A group of doctors has recommended that the Affordable Care Act expand the list of women’s medical services that women should be able to receive at no cost.
There are currently eight core women’s services that insurers are required to cover without charging a copay. In addition to birth control, insurers must cover the full cost of “well-woman visits, screening and/or counseling for sexually transmitted infections, domestic violence and gestational diabetes as well as breastfeeding support and supplies,” according to NPR.
Unlike many other provisions of the ACA, those requirements apply to all health plans, including those purchased outside of the ACA marketplace. They have been in effect since 2012.
The National Academies of Sciences, Engineering and Medicine, after spending five years studying the issue, recommended that women also receive free mammograms every one or two years starting at age 40. Currently, women generally are not advised to begin getting screened for breast cancer until 50 unless they are deemed to be at a higher-than-average risk due to family history of the condition.
If doctors need to run any subsequent tests associated with the mammogram, such as a biopsy, they should also be free to the patient, said the group.

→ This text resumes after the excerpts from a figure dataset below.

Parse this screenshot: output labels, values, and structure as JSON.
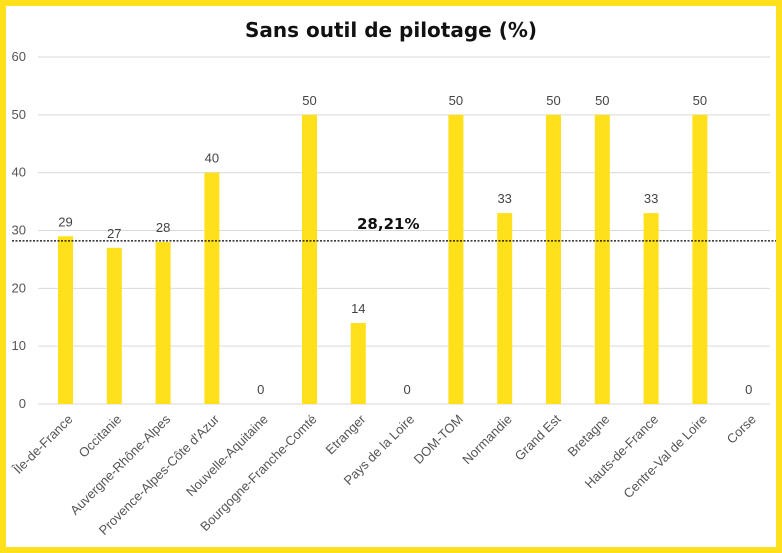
{
  "chart_data": {
    "type": "bar",
    "title": "Sans outil de pilotage (%)",
    "xlabel": "",
    "ylabel": "",
    "ylim": [
      0,
      60
    ],
    "yticks": [
      0,
      10,
      20,
      30,
      40,
      50,
      60
    ],
    "categories": [
      "Île-de-France",
      "Occitanie",
      "Auvergne-Rhône-Alpes",
      "Provence-Alpes-Côte d'Azur",
      "Nouvelle-Aquitaine",
      "Bourgogne-Franche-Comté",
      "Etranger",
      "Pays de la Loire",
      "DOM-TOM",
      "Normandie",
      "Grand Est",
      "Bretagne",
      "Hauts-de-France",
      "Centre-Val de Loire",
      "Corse"
    ],
    "values": [
      29,
      27,
      28,
      40,
      0,
      50,
      14,
      0,
      50,
      33,
      50,
      50,
      33,
      50,
      0
    ],
    "reference_line": {
      "value": 28.21,
      "label": "28,21%",
      "style": "dashed"
    },
    "grid": true,
    "bar_color": "#FFE01A",
    "legend": "none"
  }
}
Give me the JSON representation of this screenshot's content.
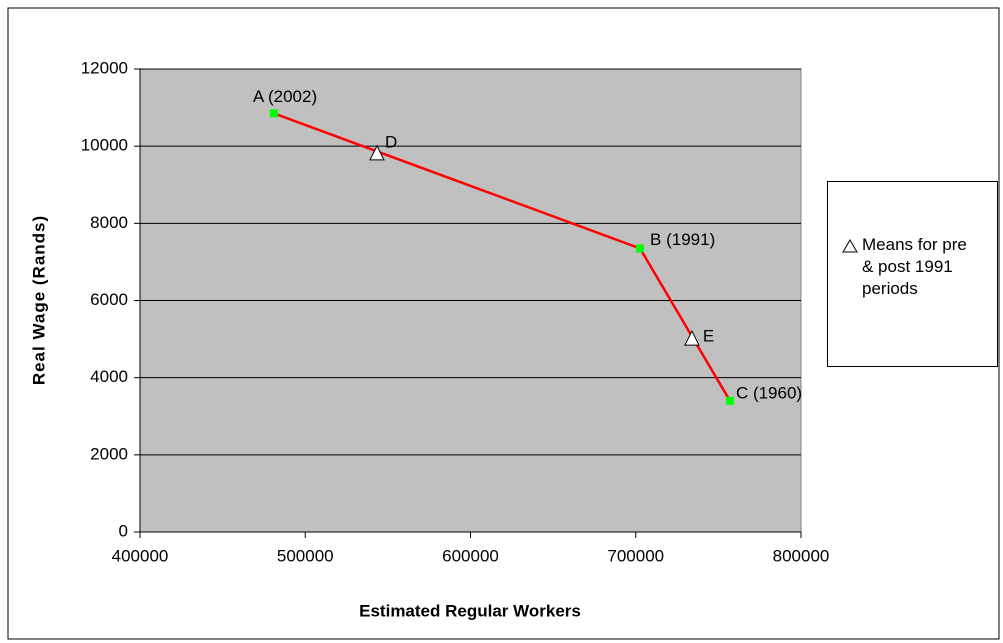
{
  "chart_data": {
    "type": "scatter",
    "xlabel": "Estimated Regular Workers",
    "ylabel": "Real Wage (Rands)",
    "xlim": [
      400000,
      800000
    ],
    "xticks": [
      400000,
      500000,
      600000,
      700000,
      800000
    ],
    "ylim": [
      0,
      12000
    ],
    "yticks": [
      0,
      2000,
      4000,
      6000,
      8000,
      10000,
      12000
    ],
    "grid": true,
    "plot_background": "#c0c0c0",
    "legend": "right",
    "series": [
      {
        "color": "#ff0000",
        "marker_color": "#00ff00",
        "marker": "square",
        "x": [
          481000,
          702600,
          757000
        ],
        "values": [
          10850,
          7350,
          3400
        ],
        "labels": [
          "A (2002)",
          "B (1991)",
          "C (1960)"
        ]
      },
      {
        "name": "Means for pre & post 1991 periods",
        "marker": "triangle",
        "color": "#ffffff",
        "x": [
          543400,
          734000
        ],
        "values": [
          9800,
          5000
        ],
        "labels": [
          "D",
          "E"
        ]
      }
    ]
  }
}
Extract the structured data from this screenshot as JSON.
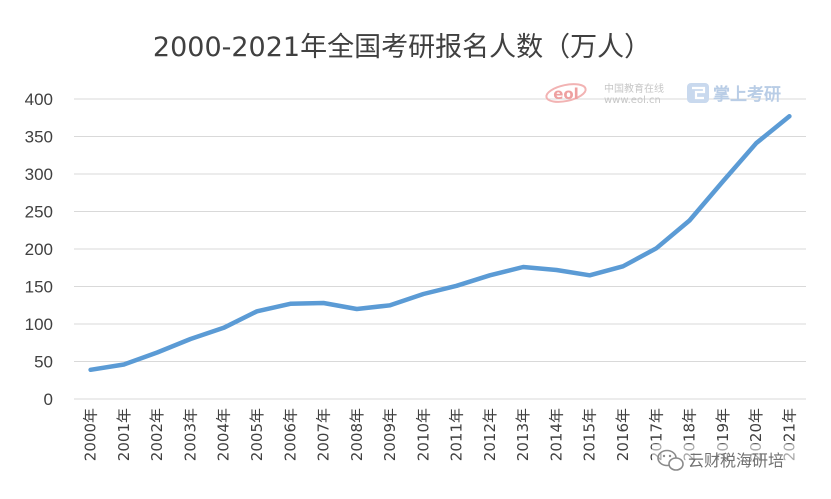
{
  "chart_data": {
    "type": "line",
    "title": "2000-2021年全国考研报名人数（万人）",
    "xlabel": "",
    "ylabel": "",
    "categories": [
      "2000年",
      "2001年",
      "2002年",
      "2003年",
      "2004年",
      "2005年",
      "2006年",
      "2007年",
      "2008年",
      "2009年",
      "2010年",
      "2011年",
      "2012年",
      "2013年",
      "2014年",
      "2015年",
      "2016年",
      "2017年",
      "2018年",
      "2019年",
      "2020年",
      "2021年"
    ],
    "series": [
      {
        "values": [
          39,
          46,
          62,
          80,
          95,
          117,
          127,
          128,
          120,
          125,
          140,
          151,
          165,
          176,
          172,
          165,
          177,
          201,
          238,
          290,
          341,
          377
        ],
        "color": "#5b9bd5"
      }
    ],
    "ylim": [
      0,
      400
    ],
    "yticks": [
      0,
      50,
      100,
      150,
      200,
      250,
      300,
      350,
      400
    ],
    "grid": true,
    "legend": "none"
  },
  "watermark": {
    "eol_logo": "eol",
    "eol_name": "中国教育在线",
    "eol_url": "www.eol.cn",
    "app_icon": "app-icon",
    "app_name": "掌上考研",
    "wechat_icon": "wechat-icon",
    "wechat_account": "云财税海研培"
  }
}
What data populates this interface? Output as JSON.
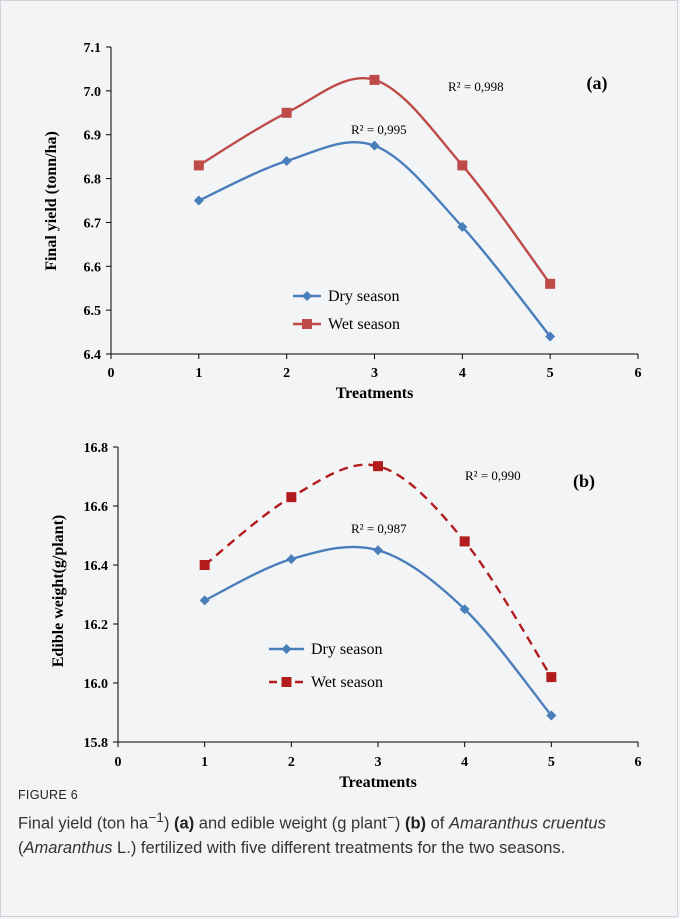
{
  "chart_data": [
    {
      "type": "line",
      "panel_label": "(a)",
      "xlabel": "Treatments",
      "ylabel": "Final yield (tonn/ha)",
      "xlim": [
        0,
        6
      ],
      "ylim": [
        6.4,
        7.1
      ],
      "x_ticks": [
        "0",
        "1",
        "2",
        "3",
        "4",
        "5",
        "6"
      ],
      "y_ticks": [
        "6.4",
        "6.5",
        "6.6",
        "6.7",
        "6.8",
        "6.9",
        "7.0",
        "7.1"
      ],
      "x": [
        1,
        2,
        3,
        4,
        5
      ],
      "legend_position": "bottom-center",
      "series": [
        {
          "name": "Dry season",
          "values": [
            6.75,
            6.84,
            6.875,
            6.69,
            6.44
          ],
          "color": "#4a7ebb",
          "marker": "diamond",
          "dash": "solid",
          "r2": "R² = 0,995"
        },
        {
          "name": "Wet season",
          "values": [
            6.83,
            6.95,
            7.025,
            6.83,
            6.56
          ],
          "color": "#be4b48",
          "marker": "square",
          "dash": "solid",
          "r2": "R² = 0,998"
        }
      ]
    },
    {
      "type": "line",
      "panel_label": "(b)",
      "xlabel": "Treatments",
      "ylabel": "Edible weight(g/plant)",
      "xlim": [
        0,
        6
      ],
      "ylim": [
        15.8,
        16.8
      ],
      "x_ticks": [
        "0",
        "1",
        "2",
        "3",
        "4",
        "5",
        "6"
      ],
      "y_ticks": [
        "15.8",
        "16.0",
        "16.2",
        "16.4",
        "16.6",
        "16.8"
      ],
      "x": [
        1,
        2,
        3,
        4,
        5
      ],
      "legend_position": "bottom-center",
      "series": [
        {
          "name": "Dry season",
          "values": [
            16.28,
            16.42,
            16.45,
            16.25,
            15.89
          ],
          "color": "#4a7ebb",
          "marker": "diamond",
          "dash": "solid",
          "r2": "R² = 0,987"
        },
        {
          "name": "Wet season",
          "values": [
            16.4,
            16.63,
            16.735,
            16.48,
            16.02
          ],
          "color": "#b31c1c",
          "marker": "square",
          "dash": "dashed",
          "r2": "R² = 0,990"
        }
      ]
    }
  ],
  "caption": {
    "label": "FIGURE 6",
    "text_1": "Final yield (ton ha",
    "sup_1": "−1",
    "text_2": ") ",
    "bold_a": "(a)",
    "text_3": " and edible weight (g plant",
    "sup_2": "−",
    "text_4": ") ",
    "bold_b": "(b)",
    "text_5": " of ",
    "italic_1": "Amaranthus cruentus",
    "text_6": " (",
    "italic_2": "Amaranthus",
    "text_7": " L.) fertilized with five different treatments for the two seasons."
  }
}
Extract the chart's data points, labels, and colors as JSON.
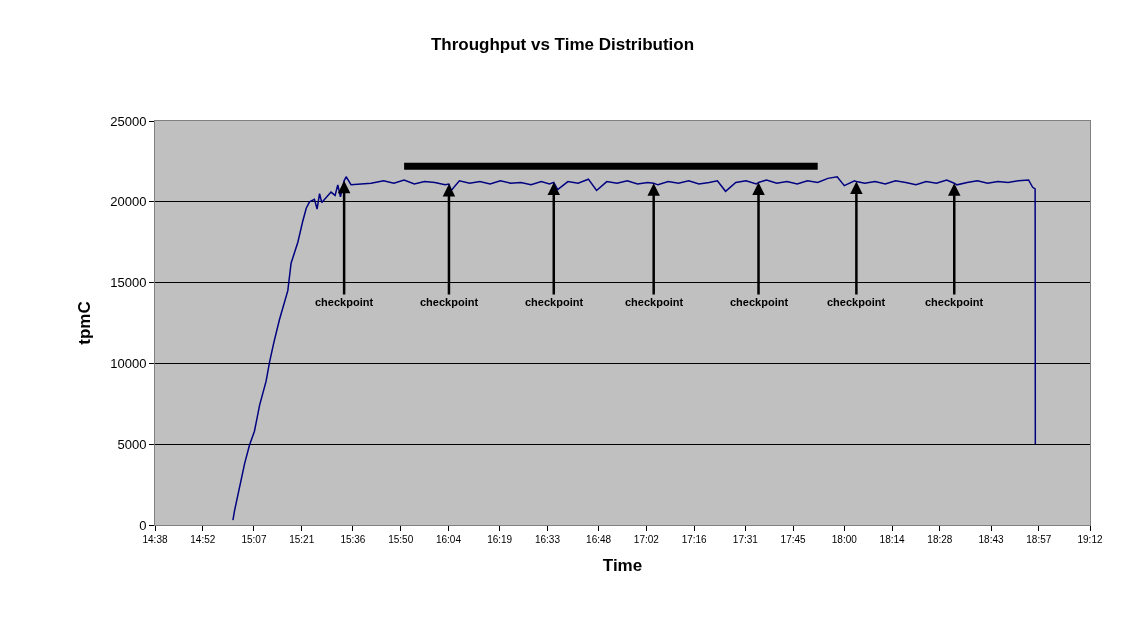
{
  "chart_data": {
    "type": "line",
    "title": "Throughput vs Time Distribution",
    "xlabel": "Time",
    "ylabel": "tpmC",
    "xlim": [
      14.63333,
      19.2
    ],
    "xticks": [
      {
        "value": 14.63333,
        "label": "14:38"
      },
      {
        "value": 14.86667,
        "label": "14:52"
      },
      {
        "value": 15.11667,
        "label": "15:07"
      },
      {
        "value": 15.35,
        "label": "15:21"
      },
      {
        "value": 15.6,
        "label": "15:36"
      },
      {
        "value": 15.83333,
        "label": "15:50"
      },
      {
        "value": 16.06667,
        "label": "16:04"
      },
      {
        "value": 16.31667,
        "label": "16:19"
      },
      {
        "value": 16.55,
        "label": "16:33"
      },
      {
        "value": 16.8,
        "label": "16:48"
      },
      {
        "value": 17.03333,
        "label": "17:02"
      },
      {
        "value": 17.26667,
        "label": "17:16"
      },
      {
        "value": 17.51667,
        "label": "17:31"
      },
      {
        "value": 17.75,
        "label": "17:45"
      },
      {
        "value": 18.0,
        "label": "18:00"
      },
      {
        "value": 18.23333,
        "label": "18:14"
      },
      {
        "value": 18.46667,
        "label": "18:28"
      },
      {
        "value": 18.71667,
        "label": "18:43"
      },
      {
        "value": 18.95,
        "label": "18:57"
      },
      {
        "value": 19.2,
        "label": "19:12"
      }
    ],
    "ylim": [
      0,
      25000
    ],
    "yticks": [
      0,
      5000,
      10000,
      15000,
      20000,
      25000
    ],
    "grid": "y",
    "marker": "none",
    "line_style": "solid",
    "series": [
      {
        "color": "#000080",
        "x": [
          15.014,
          15.022,
          15.071,
          15.095,
          15.119,
          15.144,
          15.176,
          15.193,
          15.214,
          15.241,
          15.282,
          15.298,
          15.331,
          15.355,
          15.372,
          15.388,
          15.412,
          15.425,
          15.437,
          15.448,
          15.493,
          15.513,
          15.526,
          15.539,
          15.557,
          15.567,
          15.591,
          15.689,
          15.75,
          15.8,
          15.85,
          15.9,
          15.95,
          16.0,
          16.05,
          16.069,
          16.08,
          16.12,
          16.17,
          16.22,
          16.27,
          16.32,
          16.37,
          16.42,
          16.47,
          16.52,
          16.56,
          16.581,
          16.6,
          16.65,
          16.7,
          16.75,
          16.79,
          16.84,
          16.89,
          16.94,
          16.99,
          17.04,
          17.069,
          17.09,
          17.14,
          17.19,
          17.24,
          17.29,
          17.34,
          17.38,
          17.42,
          17.47,
          17.52,
          17.57,
          17.581,
          17.62,
          17.67,
          17.72,
          17.77,
          17.82,
          17.87,
          17.92,
          17.965,
          18.0,
          18.05,
          18.059,
          18.1,
          18.15,
          18.2,
          18.25,
          18.3,
          18.35,
          18.4,
          18.45,
          18.5,
          18.537,
          18.55,
          18.6,
          18.65,
          18.7,
          18.75,
          18.8,
          18.85,
          18.9,
          18.92,
          18.932,
          18.933
        ],
        "values": [
          300,
          900,
          3800,
          4950,
          5800,
          7400,
          8900,
          10100,
          11300,
          12700,
          14500,
          16200,
          17500,
          18800,
          19600,
          20000,
          20150,
          19550,
          20500,
          19950,
          20600,
          20400,
          21050,
          20300,
          21300,
          21550,
          21050,
          21150,
          21300,
          21150,
          21350,
          21100,
          21250,
          21200,
          21050,
          21100,
          20700,
          21300,
          21150,
          21250,
          21100,
          21300,
          21150,
          21200,
          21050,
          21250,
          21100,
          21200,
          20750,
          21250,
          21150,
          21400,
          20700,
          21250,
          21150,
          21300,
          21100,
          21200,
          21150,
          21050,
          21250,
          21150,
          21300,
          21100,
          21200,
          21300,
          20650,
          21200,
          21300,
          21100,
          21200,
          21350,
          21150,
          21250,
          21100,
          21300,
          21200,
          21450,
          21550,
          21000,
          21300,
          21250,
          21150,
          21250,
          21100,
          21300,
          21200,
          21050,
          21250,
          21150,
          21350,
          21150,
          21050,
          21200,
          21300,
          21150,
          21250,
          21200,
          21300,
          21350,
          20900,
          20800,
          5000
        ]
      },
      {
        "color": "#000000",
        "x": [
          15.85,
          17.87
        ],
        "values": [
          22200,
          22200
        ]
      }
    ],
    "annotations": [
      {
        "text": "checkpoint",
        "x": 15.557,
        "y": 21300
      },
      {
        "text": "checkpoint",
        "x": 16.069,
        "y": 21100
      },
      {
        "text": "checkpoint",
        "x": 16.581,
        "y": 21200
      },
      {
        "text": "checkpoint",
        "x": 17.069,
        "y": 21150
      },
      {
        "text": "checkpoint",
        "x": 17.581,
        "y": 21200
      },
      {
        "text": "checkpoint",
        "x": 18.059,
        "y": 21250
      },
      {
        "text": "checkpoint",
        "x": 18.537,
        "y": 21150
      }
    ]
  }
}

Women should continue to receive mammograms at least once every two years until at least age 75, the report said. After that age, it added, “the decision to discontinue screening mammography should be also based on a shared decision making process that includes the women’s health status and longevity.”
The value of a number of cancer screenings, including mammograms, has come under a cloud of skepticism in recent years. A major study published in 2014, based on 90,000 women over a 25-year period, found that breast cancer patients who had received mammograms were no more likely to survive the disease than those who had not.
“The decision to have a mammogram should not be a slam dunk,” Dr. Russell P. Harris, an expert on cancer screenings at the University of North Carolina, told The New York Times at the time.
Separately, the report recommended that health plans also cover male contraception, such as condoms and vasectomies, for free.
"The best contraceptive method for a woman at a particular time may be her partner," Adam Sonfield of the Guttmacher Institute, a nonprofit that focuses on reproductive health, told NPR.